Les comportements difficiles de certains élèves constituent une préoccupation quotidienne pour les enseignants et le personnel non-enseignant. Alors que les profs disent rencontrer des difficultés à mener à bien leur tâche, ceux accompagnant ces jeunes estiment qu’il faudrait leur accorder une attention particulière.
Au MEDCO Cassis tout est mis en oeuvre en vue d’aider ces enfants, dont la plupart sont issus de quartiers défavorisés de la capitale. L’établissement a ainsi lancé ces dernières années plusieurs projets non académiques, dont la culture hydroponique de tomate, l’aménagement d’un jardin endémique et médicinal.
Le collège de Cassis est le premier à avoir pris les devants afin de remédier au problème lié aux cas difficiles. Après un constat, MEDCO a noté l’importance d’équiper son personnel des outils nécessaires pour identifier ces jeunes. « Nos connaissances actuelles ne nous permettent pas de comprendre relativement bien comment naissent ces problèmes, comment ils se maintiennent et comment nous pouvons les modifier », souligne le personnel.
Au cours d’un atelier de travail au Rajiv Gandhi Science Centre à Bell-Village hier, plusieurs intervenants ont fait état des problèmes liés aux comportements des jeunes et proposé des moyens de les prévenir. Selon eux, les changements dans la structure familiale et le manque d’encadrement des enfants en bas âge peuvent en être en partie la cause. Ils ont ainsi proposé une synthèse des modes d’intervention jugés efficaces pour contrer des problèmes disciplinaires.
Le ministre de l’Éducation Vasant Bunwaree a pour sa part salué la démarche du collège MEDCO de se lancer dans un projet d’encadrement qui, a-t-il souligné, devrait servir d’exemple à d’autres établissements. Rashad Daureawoo, actuel manager du collège et récemment nommé ambassadeur de Maurice au Pakistan, a par ailleurs été récompensé hier pour son travail.
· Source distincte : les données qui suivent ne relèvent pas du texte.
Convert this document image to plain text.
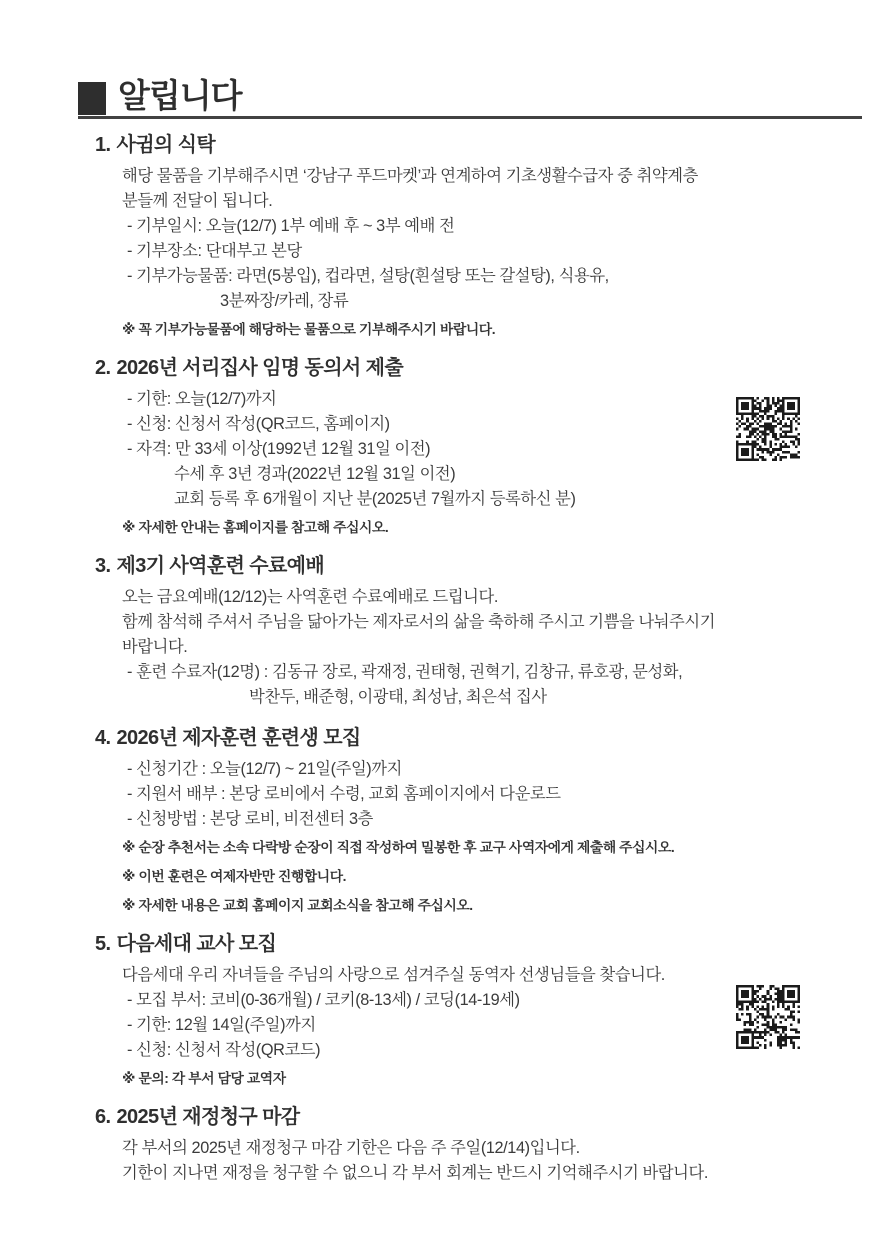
알립니다
1. 사귐의 식탁

해당 물품을 기부해주시면 ‘강남구 푸드마켓’과 연계하여 기초생활수급자 중 취약계층

분들께 전달이 됩니다.

- 기부일시: 오늘(12/7) 1부 예배 후 ~ 3부 예배 전

- 기부장소: 단대부고 본당

- 기부가능물품: 라면(5봉입), 컵라면, 설탕(흰설탕 또는 갈설탕), 식용유,

3분짜장/카레, 장류

※ 꼭 기부가능물품에 해당하는 물품으로 기부해주시기 바랍니다.

2. 2026년 서리집사 임명 동의서 제출

- 기한: 오늘(12/7)까지

- 신청: 신청서 작성(QR코드, 홈페이지)

- 자격: 만 33세 이상(1992년 12월 31일 이전)

수세 후 3년 경과(2022년 12월 31일 이전)

교회 등록 후 6개월이 지난 분(2025년 7월까지 등록하신 분)

※ 자세한 안내는 홈페이지를 참고해 주십시오.

3. 제3기 사역훈련 수료예배

오는 금요예배(12/12)는 사역훈련 수료예배로 드립니다.

함께 참석해 주셔서 주님을 닮아가는 제자로서의 삶을 축하해 주시고 기쁨을 나눠주시기

바랍니다.

- 훈련 수료자(12명) : 김동규 장로, 곽재정, 권태형, 권혁기, 김창규, 류호광, 문성화,

박찬두, 배준형, 이광태, 최성남, 최은석 집사

4. 2026년 제자훈련 훈련생 모집

- 신청기간 : 오늘(12/7) ~ 21일(주일)까지

- 지원서 배부 : 본당 로비에서 수령, 교회 홈페이지에서 다운로드

- 신청방법 : 본당 로비, 비전센터 3층

※ 순장 추천서는 소속 다락방 순장이 직접 작성하여 밀봉한 후 교구 사역자에게 제출해 주십시오.

※ 이번 훈련은 여제자반만 진행합니다.

※ 자세한 내용은 교회 홈페이지 교회소식을 참고해 주십시오.

5. 다음세대 교사 모집

다음세대 우리 자녀들을 주님의 사랑으로 섬겨주실 동역자 선생님들을 찾습니다.

- 모집 부서: 코비(0-36개월) / 코키(8-13세) / 코딩(14-19세)

- 기한: 12월 14일(주일)까지

- 신청: 신청서 작성(QR코드)

※ 문의: 각 부서 담당 교역자

6. 2025년 재정청구 마감

각 부서의 2025년 재정청구 마감 기한은 다음 주 주일(12/14)입니다.

기한이 지나면 재정을 청구할 수 없으니 각 부서 회계는 반드시 기억해주시기 바랍니다.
Vasant Bunwaree a souligné l’importance d’encadrer les jeunes dès le début en vue de les aider à terminer leur scolarité. Il a aussi fait part de son intention d’apporter des amendements à l’Education Act pour que l’éducation soit obligatoire dès trois ans. Le ministère de tutelle travaille actuellement sur un School Home Outreach Programme qui vise à établir un lien entre la famille et l’école afin qu’elles puissent se consulter et être partie prenante dans la formation des enfants. Des groupes de soutien seront aussi mis en place dans les écoles. Ils donneront l’occasion à une équipe composée de psychologues et de personnes qualifiées d’identifier les problèmes des jeunes élèves. « Plusieurs projets sont en cours. Nous ne verrons cependant pas les résultats du jour au lendemain. Il faut être patient », a conclu le ministre.